Antworten und (end)gültige Entscheidungen auf völkerrechtliche Fragen nehmen sehr viel Zeit in Anspruch. Und doch werden sie eines Tages getroffen. Es gibt in der jüngeren Geschichte viele Beispiele, die den Erfolg und die Durchsetzung des Völkerrechts belegen: Die Polen beispielsweise, deren Staat für 125 Jahre von Rußland, Preußen und Österreich besetzt und geteilt gewesen war, hatten ihren Willen auf Eigenstaatlichkeit niemals aufgegeben, bis der polnische Staat 1918 wieder Realität wurde. Gleiches gilt für die baltischen Völker. Jahrzehntelang waren sie in der Sowjetunion eingepfercht, entrechtet und unterdrückt. Trotzdem bezweifelten sie zu keinem Zeitpunkt die Wiederherstellung ihrer Staaten. Auch die Japaner haben gegenüber der Sowjetunion bzw. Rußland ihren berechtigten Anspruch auf die Kurilen nicht aufgegeben - was dazu führte, daß der Staatsbesuch Wladimir Putins in Japan im September 2000 nicht mit der Unterzeichnung eines Friedensvertrages abgeschlossen werden konnte.

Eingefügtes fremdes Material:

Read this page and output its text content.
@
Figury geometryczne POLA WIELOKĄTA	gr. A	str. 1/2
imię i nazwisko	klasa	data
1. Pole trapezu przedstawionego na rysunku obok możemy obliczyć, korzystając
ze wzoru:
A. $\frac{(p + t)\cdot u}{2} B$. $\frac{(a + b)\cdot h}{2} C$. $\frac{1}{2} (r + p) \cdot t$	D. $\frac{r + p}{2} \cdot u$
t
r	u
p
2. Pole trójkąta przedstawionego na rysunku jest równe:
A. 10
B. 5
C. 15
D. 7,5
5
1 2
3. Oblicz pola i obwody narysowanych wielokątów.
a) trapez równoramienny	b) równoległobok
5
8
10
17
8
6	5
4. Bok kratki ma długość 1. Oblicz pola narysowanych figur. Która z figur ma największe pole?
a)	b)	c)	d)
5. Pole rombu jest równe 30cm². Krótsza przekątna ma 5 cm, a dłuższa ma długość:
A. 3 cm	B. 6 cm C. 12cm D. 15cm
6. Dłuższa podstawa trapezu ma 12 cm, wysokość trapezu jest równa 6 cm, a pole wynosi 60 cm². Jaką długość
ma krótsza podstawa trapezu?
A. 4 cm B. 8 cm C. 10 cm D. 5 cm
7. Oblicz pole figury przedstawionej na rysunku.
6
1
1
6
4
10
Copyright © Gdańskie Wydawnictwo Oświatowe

Wir finden dieses freiheitliche Beharrungsvermögen überall auf der Welt. Noch wird Palästinensern, Basken, Tibetanern, Flamen, Iren, Kurden, Buren und vielen anderen Völkern das Recht auf einen eigenen Staat abgesprochen. Das letzte Wort der Geschichte ist es nicht. Die betroffenen Völker müssen allerdings um ihre Rechte kämpfen. Auch den Deutschen bleibt nichts anderes übrig, wenn sie wollen, daß der Zweite Weltkrieg politisch und rechtlich zu einem vernünftigen Ende gebracht wird. Der jetzige Zustand ist unerträglich.